VISIÓN
Amistad Cristiana es una iglesia viva y diversa en el corazón de Madrid. Llevaremos la salvación y el poder restaurador de Dios a cada rincón de nuestra ciudad, amando, sirviendo y siendo como Jesús en todas las esferas de la sociedad y hasta el fin del mundo. 


MISIÓN
En una sociedad donde los corazones se han endurecido al mensaje y a los valores del Evangelio de Jesucristo, Amistad Cristiana se ha establecido para llevar a cabo la siguiente misión: 

Llevar a cada persona a una relación genuina con Jesucristo,

Acogerla en la familia de Dios,

Ayudarla en el proceso de madurez cristiana y

Animarla a alcanzar a un mundo quebrantado y perdido.


VALORES

  1. Una comunidad de gracia
  2. Centrada en Jesús
  3. Con un espíritu generoso
  4. Unida y diversa
  5. Que busca la excelencia
  6. Que vive en el poder transformador del Espíritu Santo
  7. Que lucha por el bien común
  8. Culturalmente relevante 

NUESTRA FE

Creemos en un solo Dios Padre, Hijo y Espíritu Santo.

Creemos en el Señor Jesucristo, Hijo Único de Dios, que fue concebido por el Espíritu Santo, nació de la Virgen María, fue crucificado, murió, fue sepultado, resucitó, ascendió al cielo y ahora está sentado a la diestra de Dios Padre y es verdadero Dios y verdadero hombre.

Creemos que la Biblia es la Palabra de Dios, escrita por inspiración del Espíritu Santo; es nuestra norma de fe, ya que nos ofrece los principios fundamentales a aplicar en las diversas situaciones problemáticas que la sociedad de hoy nos plantea.

Creemos que todos nacemos con una naturaleza pecadora, siendo necesario el perdón de nuestros propios pecados mediante el arrepentimiento y la fe en el sacrificio de Jesucristo, aceptándole personalmente como Señor y Salvador de nuestras vidas, y recibiendo como resultado el perdón y la vida eterna.

Creemos en la realidad actual del Espíritu Santo que se expresa con milagros, señales y prodigios del mismo modo que en los días de la iglesia primitiva.
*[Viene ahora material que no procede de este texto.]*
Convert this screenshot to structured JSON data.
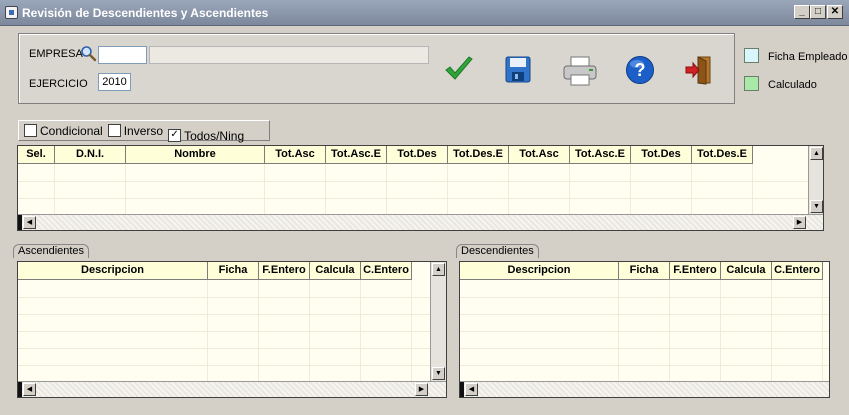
{
  "window": {
    "title": "Revisión de Descendientes y Ascendientes",
    "minimize": "_",
    "maximize": "□",
    "close": "✕"
  },
  "form": {
    "empresa_label": "EMPRESA",
    "empresa_code": "",
    "empresa_name": "",
    "ejercicio_label": "EJERCICIO",
    "ejercicio_value": "2010"
  },
  "legend": {
    "ficha_label": "Ficha Empleado",
    "ficha_color": "#d8f6fb",
    "calculado_label": "Calculado",
    "calculado_color": "#a8e8a8"
  },
  "filters": [
    {
      "label": "Condicional",
      "checked": false
    },
    {
      "label": "Inverso",
      "checked": false
    },
    {
      "label": "Todos/Ning",
      "checked": true
    }
  ],
  "main_grid": {
    "columns": [
      "Sel.",
      "D.N.I.",
      "Nombre",
      "Tot.Asc",
      "Tot.Asc.E",
      "Tot.Des",
      "Tot.Des.E",
      "Tot.Asc",
      "Tot.Asc.E",
      "Tot.Des",
      "Tot.Des.E"
    ]
  },
  "ascendientes": {
    "title": "Ascendientes",
    "columns": [
      "Descripcion",
      "Ficha",
      "F.Entero",
      "Calcula",
      "C.Entero"
    ]
  },
  "descendientes": {
    "title": "Descendientes",
    "columns": [
      "Descripcion",
      "Ficha",
      "F.Entero",
      "Calcula",
      "C.Entero"
    ]
  },
  "colors": {
    "title_bar": "#8a95aa",
    "grid_background": "#fffef0",
    "grid_header": "#fefed9"
  }
}
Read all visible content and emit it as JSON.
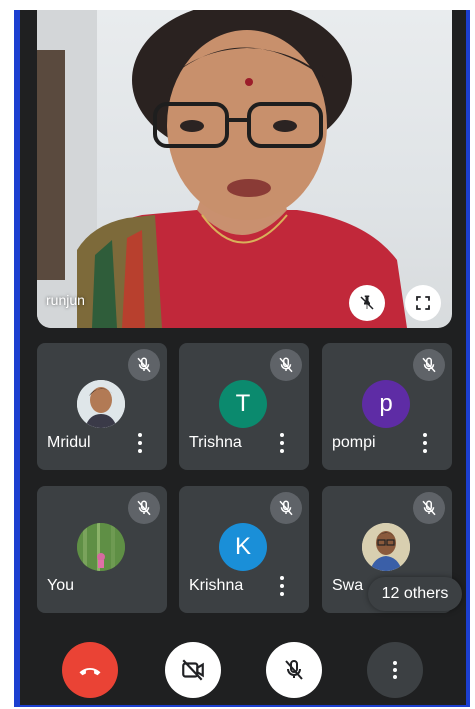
{
  "main_video": {
    "speaker_name": "runjun",
    "pin_icon": "unpin-icon",
    "fullscreen_icon": "fullscreen-icon"
  },
  "tiles": [
    {
      "name": "Mridul",
      "avatar_type": "photo",
      "avatar_letter": "",
      "muted": true
    },
    {
      "name": "Trishna",
      "avatar_type": "letter",
      "avatar_letter": "T",
      "avatar_color": "#0b8a6e",
      "muted": true
    },
    {
      "name": "pompi",
      "avatar_type": "letter",
      "avatar_letter": "p",
      "avatar_color": "#5e2ca5",
      "muted": true
    },
    {
      "name": "You",
      "avatar_type": "photo",
      "avatar_letter": "",
      "muted": true
    },
    {
      "name": "Krishna",
      "avatar_type": "letter",
      "avatar_letter": "K",
      "avatar_color": "#1a8fd8",
      "muted": true
    },
    {
      "name": "Swa",
      "avatar_type": "photo",
      "avatar_letter": "",
      "muted": true
    }
  ],
  "others_label": "12 others",
  "controls": {
    "end_call_icon": "end-call-icon",
    "camera_icon": "camera-off-icon",
    "mic_icon": "mic-off-icon",
    "more_icon": "more-options-icon"
  },
  "colors": {
    "frame_blue": "#1c3fd0",
    "end_call_red": "#ea4335",
    "tile_bg": "#3c4043",
    "screen_bg": "#1f2021"
  }
}
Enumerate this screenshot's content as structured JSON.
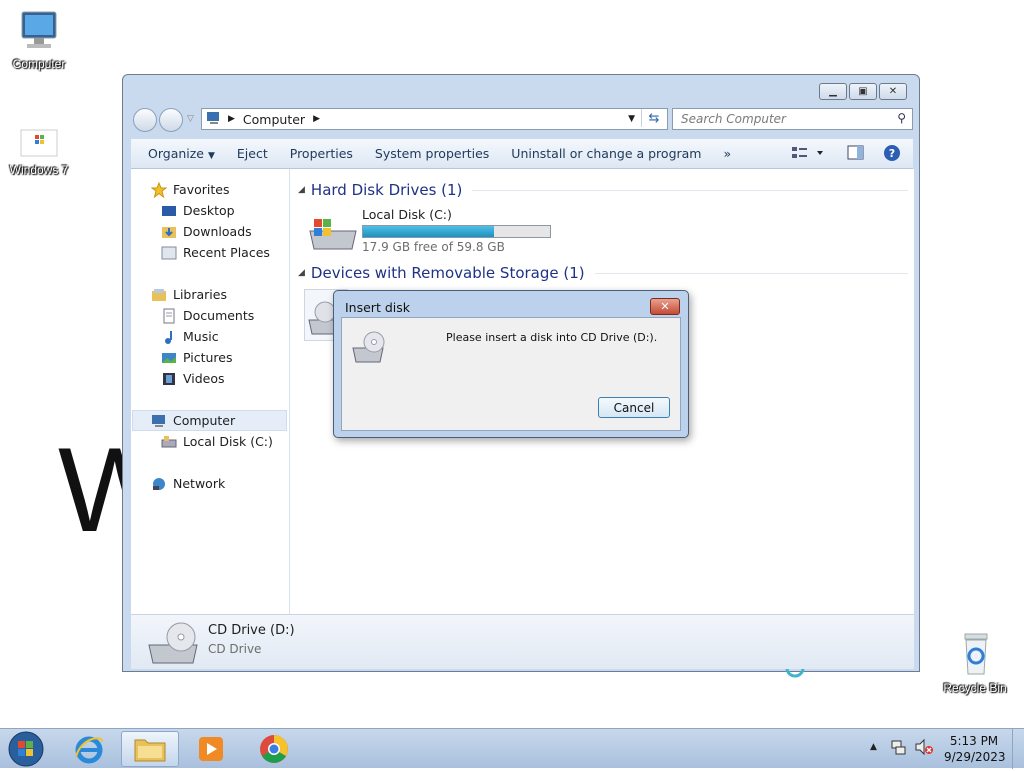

Todos los dones del Espíritu Santo son válidos y operan actualmente y el fruto del propio Espíritu debe mostrarse cada vez más en la vida de un cristiano.

Creemos que la obra redentora del Señor Jesucristo nos proporciona salud para el espíritu, alma y cuerpo.

Creemos que debemos seguir el mandato de Jesús de comunicar el Evangelio a todo el mundo, esperando su regreso en persona en el tiempo adecuado.


NUESTROS PRINCIPIOS

Integridad en el mensaje. Buscamos permanentemente un equilibrio dentro del contexto bíblico, para trasmitir fielmente las verdades de la Biblia y ser dignos de confianza (Mateo 5:37, II Pedro 1:16, I Juan 3:1-3). Anhelamos ofrecer a Dios nuestro mejor trabajo. Pretendemos comunicar los principios eternos del Evangelio de una forma contemporánea y creativa (Génesis 1:1-31, Éxodo 31:1-3).

Integridad de liderazgo. Nos comprometemos a evitar que la causa de Cristo se vea perjudicada de alguna forma por nuestras palabras o acciones (II Corintios 4:1-2). Reconocemos que los líderes no deben utilizar su posición en beneficio propio, por lo que tenemos especial cuidado en mantener la conciencia limpia delante de Dios y transparencia unos con otros. (I Pedro 5:2-3, Hechos 11:1-18, 15:1-31).

Integridad en las relaciones humanas. Reconocemos y alentamos los dones que Dios da tanto a mujeres como a hombres(Joel 2:28-29) y a miembros de toda raza y grupo étnico (Hechos 13:1).

Integridad en relación con otros grupos cristianos. Reconocemos que somos una expresión dentro del cuerpo de Cristo y no es nuestra intención "competir" con ningún otro grupo o iglesia. Deseamos que más personas encuentren la salvación y vida en Jesucristo. Donde y cuando sea posible, animamos a la unidad entre cristianos, aún de distintas procedencias (Juan 17:21, Efesios 3:10-11, I Corintios 3:4-6).

Integridad en el área económica. Creemos que la manera en que una organización administra sus recursos es un reflejo de su integridad en todas las demás áreas. Los únicos ingresos con los que contamos son los aportados voluntariamente por los propios miembros de nuestra iglesia. Consideramos cada contribución muy importante y nuestra obligación es emplearla de forma sensata, prudente y transparente. Entre nosotros es imprescindible que la ética en la administración sea intachable.